Chair: The Hon. Ms Justice Una Ní Raifeartaigh, High Court
Dr. Eoin O’Connor was called to the Bar in 2008 and began practising in 2009. His PhD analysed how informer privilege affects the right to a fair trial. He is the author (with Michael Lynn SC as consultant editor) of a forthcoming textbook on National Security Law (Bloomsbury).
Mr. Tom O’Malley is a Senior Lecturer in Law at NUI Galway, a practising barrister and a member of the Law Reform Commission. His main research interests are in the fields of criminal law, criminal procedure, sentencing and comparative law. His most recent book is Sentencing Law and Practice (3rd edition, 2016). He is currently working on the new edition of Sexual Offences and a Supplement to the 3rd edition of Sentencing, as well as a book on comparative sentencing law.
Dr David Prendergast teaches jurisprudence at the School of Law at Trinity College Dublin. In journal articles on substantive criminal law he has analysed strict liability, self-defence, causation, inchoate offences and gross negligence manslaughter. He has examined the constitutional control of criminal law through mens rea doctrines and, more recently, vagueness. Current criminal law research is in the areas of murder mens rea, presumptions, criminalisation, consent, and the offence-defence distinction.

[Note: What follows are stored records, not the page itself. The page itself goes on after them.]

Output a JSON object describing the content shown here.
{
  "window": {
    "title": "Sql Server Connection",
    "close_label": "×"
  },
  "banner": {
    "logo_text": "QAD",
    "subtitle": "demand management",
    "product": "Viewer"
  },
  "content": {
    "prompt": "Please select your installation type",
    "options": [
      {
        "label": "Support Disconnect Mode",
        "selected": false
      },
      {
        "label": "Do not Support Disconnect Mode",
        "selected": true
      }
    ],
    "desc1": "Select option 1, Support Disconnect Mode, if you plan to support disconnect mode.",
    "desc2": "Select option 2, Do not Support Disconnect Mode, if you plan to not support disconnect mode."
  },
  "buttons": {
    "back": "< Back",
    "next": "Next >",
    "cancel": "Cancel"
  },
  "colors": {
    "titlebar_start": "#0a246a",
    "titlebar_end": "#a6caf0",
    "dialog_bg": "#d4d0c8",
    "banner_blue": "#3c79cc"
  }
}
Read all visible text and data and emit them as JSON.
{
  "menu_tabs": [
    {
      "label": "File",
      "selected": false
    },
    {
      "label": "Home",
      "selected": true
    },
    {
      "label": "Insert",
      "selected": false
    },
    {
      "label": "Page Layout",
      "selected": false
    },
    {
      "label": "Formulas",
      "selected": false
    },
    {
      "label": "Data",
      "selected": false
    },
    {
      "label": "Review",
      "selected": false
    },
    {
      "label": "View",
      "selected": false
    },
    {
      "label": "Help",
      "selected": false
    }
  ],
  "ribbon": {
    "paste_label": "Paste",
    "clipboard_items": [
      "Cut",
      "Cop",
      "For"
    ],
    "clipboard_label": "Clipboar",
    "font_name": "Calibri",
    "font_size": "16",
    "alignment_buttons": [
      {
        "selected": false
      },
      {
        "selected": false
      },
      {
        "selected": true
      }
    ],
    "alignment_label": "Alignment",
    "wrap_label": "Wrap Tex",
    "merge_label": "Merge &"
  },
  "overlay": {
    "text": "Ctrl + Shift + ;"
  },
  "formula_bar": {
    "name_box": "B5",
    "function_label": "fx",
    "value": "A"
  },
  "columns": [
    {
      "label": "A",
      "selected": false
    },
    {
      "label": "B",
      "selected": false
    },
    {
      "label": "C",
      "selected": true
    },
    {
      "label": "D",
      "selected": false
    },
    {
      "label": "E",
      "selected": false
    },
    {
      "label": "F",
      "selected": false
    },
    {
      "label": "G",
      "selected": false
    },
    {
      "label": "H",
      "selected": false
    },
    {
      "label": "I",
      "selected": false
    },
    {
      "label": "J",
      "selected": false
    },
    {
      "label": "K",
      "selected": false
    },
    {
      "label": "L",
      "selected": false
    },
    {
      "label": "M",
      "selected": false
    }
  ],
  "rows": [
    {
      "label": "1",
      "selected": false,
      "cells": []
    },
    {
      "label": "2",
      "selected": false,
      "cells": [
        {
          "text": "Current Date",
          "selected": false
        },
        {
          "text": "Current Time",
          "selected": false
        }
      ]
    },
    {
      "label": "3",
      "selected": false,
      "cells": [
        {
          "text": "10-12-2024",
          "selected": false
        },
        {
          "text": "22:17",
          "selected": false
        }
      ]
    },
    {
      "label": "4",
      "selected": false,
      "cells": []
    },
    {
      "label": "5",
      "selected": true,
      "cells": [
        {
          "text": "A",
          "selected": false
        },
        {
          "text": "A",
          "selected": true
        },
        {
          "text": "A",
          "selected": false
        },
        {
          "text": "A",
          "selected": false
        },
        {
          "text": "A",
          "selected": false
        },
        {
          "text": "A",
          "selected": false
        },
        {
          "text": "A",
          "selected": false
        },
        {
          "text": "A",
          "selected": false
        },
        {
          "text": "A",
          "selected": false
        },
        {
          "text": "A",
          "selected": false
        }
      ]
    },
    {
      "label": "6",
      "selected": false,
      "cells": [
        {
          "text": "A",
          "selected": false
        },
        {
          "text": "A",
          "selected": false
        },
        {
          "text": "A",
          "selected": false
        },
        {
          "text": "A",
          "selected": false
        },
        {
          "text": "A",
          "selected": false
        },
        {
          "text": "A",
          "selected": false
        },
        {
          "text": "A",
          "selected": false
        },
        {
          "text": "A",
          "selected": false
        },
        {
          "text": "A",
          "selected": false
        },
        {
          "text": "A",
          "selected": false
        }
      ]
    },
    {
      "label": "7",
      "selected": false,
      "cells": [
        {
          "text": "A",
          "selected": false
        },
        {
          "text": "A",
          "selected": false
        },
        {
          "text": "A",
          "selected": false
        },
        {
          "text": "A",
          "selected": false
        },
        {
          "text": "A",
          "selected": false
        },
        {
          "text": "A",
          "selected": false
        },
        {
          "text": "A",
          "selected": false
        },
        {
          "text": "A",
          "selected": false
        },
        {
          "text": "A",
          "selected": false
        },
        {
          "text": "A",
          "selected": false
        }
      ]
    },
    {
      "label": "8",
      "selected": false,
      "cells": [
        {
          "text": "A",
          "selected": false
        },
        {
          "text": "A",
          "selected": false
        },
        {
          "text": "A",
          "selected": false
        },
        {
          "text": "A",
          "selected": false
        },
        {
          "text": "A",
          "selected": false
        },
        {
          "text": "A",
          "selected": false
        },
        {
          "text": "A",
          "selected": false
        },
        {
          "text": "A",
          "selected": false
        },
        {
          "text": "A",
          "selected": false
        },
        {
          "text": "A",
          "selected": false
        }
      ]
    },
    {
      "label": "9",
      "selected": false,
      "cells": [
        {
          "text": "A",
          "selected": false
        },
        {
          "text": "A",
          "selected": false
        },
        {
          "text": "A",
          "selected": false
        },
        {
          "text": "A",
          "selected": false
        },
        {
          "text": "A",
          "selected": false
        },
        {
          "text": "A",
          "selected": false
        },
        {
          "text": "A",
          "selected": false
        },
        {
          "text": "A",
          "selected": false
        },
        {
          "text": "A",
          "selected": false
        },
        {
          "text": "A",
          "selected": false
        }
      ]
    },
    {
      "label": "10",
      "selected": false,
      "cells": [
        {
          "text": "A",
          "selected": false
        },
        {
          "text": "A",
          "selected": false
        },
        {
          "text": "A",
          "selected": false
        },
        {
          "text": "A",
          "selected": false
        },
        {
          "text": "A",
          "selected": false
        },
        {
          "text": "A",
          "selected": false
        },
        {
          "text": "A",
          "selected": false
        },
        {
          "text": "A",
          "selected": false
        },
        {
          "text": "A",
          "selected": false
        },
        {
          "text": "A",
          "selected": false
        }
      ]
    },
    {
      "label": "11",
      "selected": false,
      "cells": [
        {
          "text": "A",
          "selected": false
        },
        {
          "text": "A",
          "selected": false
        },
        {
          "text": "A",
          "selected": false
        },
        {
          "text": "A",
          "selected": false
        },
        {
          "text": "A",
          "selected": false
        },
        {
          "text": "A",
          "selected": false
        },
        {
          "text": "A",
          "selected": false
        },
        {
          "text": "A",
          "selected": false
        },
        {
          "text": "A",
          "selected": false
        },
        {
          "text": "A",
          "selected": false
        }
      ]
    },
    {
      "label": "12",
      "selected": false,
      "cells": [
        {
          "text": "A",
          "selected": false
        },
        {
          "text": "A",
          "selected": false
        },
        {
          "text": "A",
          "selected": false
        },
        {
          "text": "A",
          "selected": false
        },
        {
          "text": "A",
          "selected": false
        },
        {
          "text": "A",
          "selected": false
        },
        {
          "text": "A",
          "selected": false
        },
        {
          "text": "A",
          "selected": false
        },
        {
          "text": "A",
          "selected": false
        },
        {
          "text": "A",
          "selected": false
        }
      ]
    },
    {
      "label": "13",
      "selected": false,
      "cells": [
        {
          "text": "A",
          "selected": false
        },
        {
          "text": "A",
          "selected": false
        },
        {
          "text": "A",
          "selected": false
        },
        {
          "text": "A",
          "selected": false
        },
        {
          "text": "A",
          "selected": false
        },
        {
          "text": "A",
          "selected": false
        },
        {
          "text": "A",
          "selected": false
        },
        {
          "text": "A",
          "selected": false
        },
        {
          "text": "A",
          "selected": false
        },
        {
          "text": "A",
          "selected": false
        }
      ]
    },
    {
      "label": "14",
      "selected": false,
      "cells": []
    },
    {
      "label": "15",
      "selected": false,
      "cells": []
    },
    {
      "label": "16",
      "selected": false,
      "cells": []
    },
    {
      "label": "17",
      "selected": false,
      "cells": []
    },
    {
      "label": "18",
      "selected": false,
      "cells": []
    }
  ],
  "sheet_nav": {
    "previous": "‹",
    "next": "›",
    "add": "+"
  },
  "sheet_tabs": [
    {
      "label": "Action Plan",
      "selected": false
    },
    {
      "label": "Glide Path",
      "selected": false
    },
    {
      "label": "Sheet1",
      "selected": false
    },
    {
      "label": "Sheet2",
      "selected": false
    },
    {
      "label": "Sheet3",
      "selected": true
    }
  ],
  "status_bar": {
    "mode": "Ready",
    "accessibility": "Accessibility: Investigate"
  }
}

Professor Mary Rogan is an Associate Professor at the School of Law, Trinity College Dublin. Professor Rogan’s research interests are in penal policymaking, human rights and imprisonment, and prison law. She is a barrister with expertise in prison law. She is the author of Prison Policy in Ireland (Routledge, 2011), Prison Law (Bloomsbury, 2014) and co-editor with Professor Ivana Bacik of Legal Cases that Changed Ireland (Clarus, 2017).
Professor Rogan was awarded a European Research Council Starting Grant worth €1.5million in 2015 for a project entitled 'Prisons: the rule of law, accountability and rights'. This work examines inspection, oversight and accountability in prison systems in the United States and Europe. She is currently leading research funded by the European Commission on bail and pre-trial detention in Europe, and work on leadership and penal change funded by the Irish Research Council. She is the Chairperson of the Implementation and Oversight Group on reforms to penal policy, which reports to the Minister for Justice and Equality and is a representative of Ireland on the International Penal and Penitentiary Foundation, a body with advisory status to the United Nations. Professor Rogan is a member of the Boards of the Irish Association for the Social Integration of Offenders and the Victims' Rights Alliance, and is a former Chairperson of the Irish Penal Reform Trust.